December 21, 2015 — The media, companies, and employees across the nation have applauded Mark Zuckerberg’s announcement that he will take two months of paternity leave following the birth of his daughter. Greater involvement of fathers is imperative for the growth of children and families. His public decision reinforces the importance of work-life effectiveness and flex options for all employees. And I am confident that Mark Zuckerberg’s commitment to his family won't stop here.
I am incredibly grateful to have had the good luck to have an involved and engaged father. The lessons my dad imparted are ones that all men should consider when raising their daughters (and sons). His teachings have helped me succeed through my adolescence, through college, and now early into my career.
1. How to coach
In elementary school, my dad was my soccer coach. He taught me first-hand how to make the game fun, how to be competitive, and how to never give up. He taught me to win with grace and lose with even more.
Mentoring & Sponsoring—These coaching behaviors provided me with the foundation to mentor and sponsor others in my adult life. I know I am stronger when I surround myself with other great people, whether campus recruits or new hires. Pick an incredible team, inspire and take care of them—and win with them.
2. How to make friends
My dad is the friendliest person I know. I vividly remember standing in the living room with my dad when I was eight years old, practicing handshakes over and over again. He’d talk about when to make eye contact, how firm to hold your partner’s hand, how much to actually shake. “A handshake is a first impression someone will have of you, Tory—you want them to trust you.”
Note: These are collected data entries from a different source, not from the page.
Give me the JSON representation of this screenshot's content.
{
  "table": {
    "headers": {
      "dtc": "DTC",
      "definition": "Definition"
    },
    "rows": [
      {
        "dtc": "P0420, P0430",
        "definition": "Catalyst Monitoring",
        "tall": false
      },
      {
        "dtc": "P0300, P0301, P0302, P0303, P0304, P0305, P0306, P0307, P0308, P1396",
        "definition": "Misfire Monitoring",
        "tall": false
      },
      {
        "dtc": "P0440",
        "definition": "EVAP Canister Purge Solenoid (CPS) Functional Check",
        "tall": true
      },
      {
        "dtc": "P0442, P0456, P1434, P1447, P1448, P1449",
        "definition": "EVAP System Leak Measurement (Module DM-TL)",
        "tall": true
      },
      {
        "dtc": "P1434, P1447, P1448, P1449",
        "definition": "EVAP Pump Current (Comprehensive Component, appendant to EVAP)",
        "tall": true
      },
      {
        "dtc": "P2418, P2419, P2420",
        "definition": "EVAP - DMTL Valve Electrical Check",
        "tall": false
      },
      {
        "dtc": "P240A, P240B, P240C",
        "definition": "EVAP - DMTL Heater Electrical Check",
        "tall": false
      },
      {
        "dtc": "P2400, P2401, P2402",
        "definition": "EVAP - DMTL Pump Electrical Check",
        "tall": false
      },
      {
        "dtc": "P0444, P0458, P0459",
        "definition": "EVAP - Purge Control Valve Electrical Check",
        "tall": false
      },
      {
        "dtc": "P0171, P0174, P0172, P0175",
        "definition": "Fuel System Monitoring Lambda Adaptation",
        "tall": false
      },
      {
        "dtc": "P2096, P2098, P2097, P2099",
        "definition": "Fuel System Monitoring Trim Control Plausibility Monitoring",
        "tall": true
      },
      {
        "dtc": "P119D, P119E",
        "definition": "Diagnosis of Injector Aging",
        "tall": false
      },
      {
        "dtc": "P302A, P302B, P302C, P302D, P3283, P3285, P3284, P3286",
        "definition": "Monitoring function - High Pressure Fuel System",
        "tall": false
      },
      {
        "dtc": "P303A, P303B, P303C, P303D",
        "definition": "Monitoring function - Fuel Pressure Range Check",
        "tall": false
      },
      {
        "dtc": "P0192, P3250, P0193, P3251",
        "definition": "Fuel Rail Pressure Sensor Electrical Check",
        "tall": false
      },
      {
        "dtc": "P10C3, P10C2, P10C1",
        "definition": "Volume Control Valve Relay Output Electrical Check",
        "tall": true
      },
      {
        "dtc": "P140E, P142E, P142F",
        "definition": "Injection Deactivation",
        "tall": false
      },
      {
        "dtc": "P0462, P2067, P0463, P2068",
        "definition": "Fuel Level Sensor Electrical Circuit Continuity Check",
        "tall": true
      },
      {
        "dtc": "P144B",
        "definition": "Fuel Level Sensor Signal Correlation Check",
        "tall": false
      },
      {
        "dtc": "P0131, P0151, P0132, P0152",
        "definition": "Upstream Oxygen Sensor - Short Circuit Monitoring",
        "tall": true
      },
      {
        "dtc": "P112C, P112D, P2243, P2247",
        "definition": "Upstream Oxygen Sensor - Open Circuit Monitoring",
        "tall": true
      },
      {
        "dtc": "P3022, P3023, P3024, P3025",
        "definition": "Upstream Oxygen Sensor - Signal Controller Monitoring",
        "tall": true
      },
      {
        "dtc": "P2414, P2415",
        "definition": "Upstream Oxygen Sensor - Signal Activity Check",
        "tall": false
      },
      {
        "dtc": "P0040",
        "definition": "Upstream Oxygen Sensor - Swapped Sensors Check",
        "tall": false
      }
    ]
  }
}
Networking—Now in a consulting career, I emulate his actions, whether introducing myself (always with a strong handshake) to those I don't know at my own firm, or "walking the halls" at my client site. Making friends—true, trusting relationships—in the business world is what drives your career forward. Cultivate your connections and network, as they are invaluable.
3. How to live the success triangle
My dad began to discuss his work with me around the time I started middle school. That meant that I actually understood what he did, and could explain it when friends asked. When we talked about his work, he told me about his success triangle: Attitude—Behavior—Technique. In order to be successful, we must strive to improve each component of the triangle. He taught me how this applies to my schoolwork and my athletics, and now I apply it to my work.
Career Development –My dad trained me on the groundwork for owning my career and my personal development. Attitude is how you show up. Are you positive? Do people feed off your energy? If you think you can do something, you will. Behavior is the work you put in to succeed. Are you practicing and preparing for what needs to get done? If you put in the time, you will succeed. Technique is the refinement of your skills and abilities. Are you attempting to continuously improve? If you do, you will become one of the best. Remember: Attitude—Behavior—Technique.
4. How to take risks
Throughout my childhood, my family moved around the country as my dad pursued his career. He told our family that each move was another adventure, and we were excited about it. He is truly comfortable in the uncomfortable and thrives off of calculated risk-taking. In sixth grade, he loaned me $1000 to invest in the stock market for a month. Each day we reviewed and analyzed the activity of the stock I’d bought (which at the time was Abercrombie & Fitch and Caribou Coffee). At the end of the month, I made $11, which I could keep.
Risk Taking—My dad taught me the importance of overcoming what you are afraid of. Plunge into the unknown. What is your dream career? Are you building it within your current organization? Are you inspiring others around you to do the same? Create your own adventure—now.
5. How to do work you are proud of
When we were younger, my dad would pay us a few dollars to shine his shoes for him. He would analyze the work we did, give us feedback, and have us re-do the shoes to perfection. “Do work you are proud of, Tory.” My dad pursued a career of passion. He has continuously chosen to do work that he loves, that motivates him, and most importantly, that he is proud of.
Leadership—My dad showed me that we are at our best when we are doing work we are proud to be doing. Are you satisfied and fulfilled by what you do? Are you grateful for experiences you have had and for the people around you? Are you motivated each day to show up? Lead by example, and do what you care about.
Through his parenting, my dad instilled in me lessons that have ensured I will be successful in my career. His positive encouragement of me and my aspirations are what have motivated me to pursue my goals. His unwavering support is what every father should learn and convey to his own children.
Let’s hope that Mark Zuckerberg will also be a father like this.